A más de cuatro décadas de aquel 2 de abril, la Argentina abraza su historia. Una cronología para entender el origen, el dolor y el orgullo de una causa que late en el corazón de cada rincón del suelo argentino.
Cada 2 de abril, el calendario se detiene. No es solo un feriado; es una herida abierta y, al mismo tiempo, un puente de honor. Este año se cumplen 44 años de aquel 1982 en que las tropas argentinas desembarcaron en las islas. Hoy, bajo el nombre del Día del Veterano y de los Caídos en la Guerra de Malvinas, la nación entera rinde homenaje a quienes defendieron nuestra soberanía con el alma, en un contexto donde el heroísmo de los soldados superó con creces cualquier decisión política.

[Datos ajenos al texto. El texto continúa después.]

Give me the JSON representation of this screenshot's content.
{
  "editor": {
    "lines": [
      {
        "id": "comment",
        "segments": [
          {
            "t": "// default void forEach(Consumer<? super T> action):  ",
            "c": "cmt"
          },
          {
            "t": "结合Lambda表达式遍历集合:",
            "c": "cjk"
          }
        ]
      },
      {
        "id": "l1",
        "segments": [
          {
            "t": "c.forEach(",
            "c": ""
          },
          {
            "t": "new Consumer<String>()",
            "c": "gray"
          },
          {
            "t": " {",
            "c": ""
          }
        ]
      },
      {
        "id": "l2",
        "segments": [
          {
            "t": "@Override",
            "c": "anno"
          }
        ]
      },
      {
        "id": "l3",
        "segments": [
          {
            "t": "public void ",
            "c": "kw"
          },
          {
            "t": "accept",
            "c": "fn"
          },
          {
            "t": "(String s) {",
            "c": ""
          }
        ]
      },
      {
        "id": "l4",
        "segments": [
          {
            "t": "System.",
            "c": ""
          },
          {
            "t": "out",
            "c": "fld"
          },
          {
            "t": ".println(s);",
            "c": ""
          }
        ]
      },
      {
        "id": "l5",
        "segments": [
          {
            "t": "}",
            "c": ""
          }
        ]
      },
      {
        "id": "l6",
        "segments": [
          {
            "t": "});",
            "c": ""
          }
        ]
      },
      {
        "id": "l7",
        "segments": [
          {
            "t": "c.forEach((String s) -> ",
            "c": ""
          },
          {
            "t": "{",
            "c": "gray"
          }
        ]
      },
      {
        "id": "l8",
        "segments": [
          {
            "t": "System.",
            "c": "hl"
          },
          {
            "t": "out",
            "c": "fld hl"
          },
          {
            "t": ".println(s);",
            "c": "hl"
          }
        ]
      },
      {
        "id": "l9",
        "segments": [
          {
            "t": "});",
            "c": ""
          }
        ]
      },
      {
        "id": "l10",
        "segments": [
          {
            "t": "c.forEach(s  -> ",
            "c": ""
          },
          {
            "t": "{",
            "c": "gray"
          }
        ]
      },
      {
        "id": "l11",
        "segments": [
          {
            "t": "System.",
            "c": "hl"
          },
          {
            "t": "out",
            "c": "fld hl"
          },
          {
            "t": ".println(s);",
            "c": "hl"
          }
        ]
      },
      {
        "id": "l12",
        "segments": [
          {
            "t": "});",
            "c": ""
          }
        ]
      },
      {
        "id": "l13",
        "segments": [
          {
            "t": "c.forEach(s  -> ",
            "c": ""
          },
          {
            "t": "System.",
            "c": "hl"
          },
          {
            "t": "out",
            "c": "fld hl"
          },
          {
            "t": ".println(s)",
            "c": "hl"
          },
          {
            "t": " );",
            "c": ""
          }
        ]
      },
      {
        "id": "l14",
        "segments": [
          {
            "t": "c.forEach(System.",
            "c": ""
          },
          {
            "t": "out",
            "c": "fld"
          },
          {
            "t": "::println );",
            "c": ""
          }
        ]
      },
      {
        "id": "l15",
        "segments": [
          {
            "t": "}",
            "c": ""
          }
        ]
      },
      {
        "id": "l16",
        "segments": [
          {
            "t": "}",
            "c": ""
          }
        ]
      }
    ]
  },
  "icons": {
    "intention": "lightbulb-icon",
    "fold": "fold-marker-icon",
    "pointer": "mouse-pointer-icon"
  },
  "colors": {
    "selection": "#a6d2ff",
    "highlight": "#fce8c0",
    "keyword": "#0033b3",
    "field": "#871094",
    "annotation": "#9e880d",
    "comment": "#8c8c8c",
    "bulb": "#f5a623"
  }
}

El desembarco: Entre la esperanza y el frío
En la madrugada del 2 de abril de 1982, se puso en marcha la Operación Rosario. Las Fuerzas Armadas argentinas recuperaron el archipiélago, controlado por el Reino Unido desde la usurpación de 1833. Si bien la decisión fue tomada por una dictadura cívico-militar en crisis para intentar sostenerse en el poder, el sentimiento del pueblo fue auténtico.
Sin embargo, detrás de la estrategia militar, estaba la realidad humana: casi la mitad de nuestros combatientes eran jóvenes de entre 18 y 20 años. Conscriptos que, con el equipo justo y un coraje inmenso, se enfrentaron a un clima hostil y a una potencia mundial en el fin del mundo.
74 días que marcaron la historia
El conflicto escaló rápidamente. Mientras Margaret Thatcher enviaba la flota británica y la diplomacia internacional fallaba, en el continente se vivía un clima de fervor.
– 1 de mayo: Comenzaron los ataques directos con el bombardeo inglés a la pista de Puerto Argentino.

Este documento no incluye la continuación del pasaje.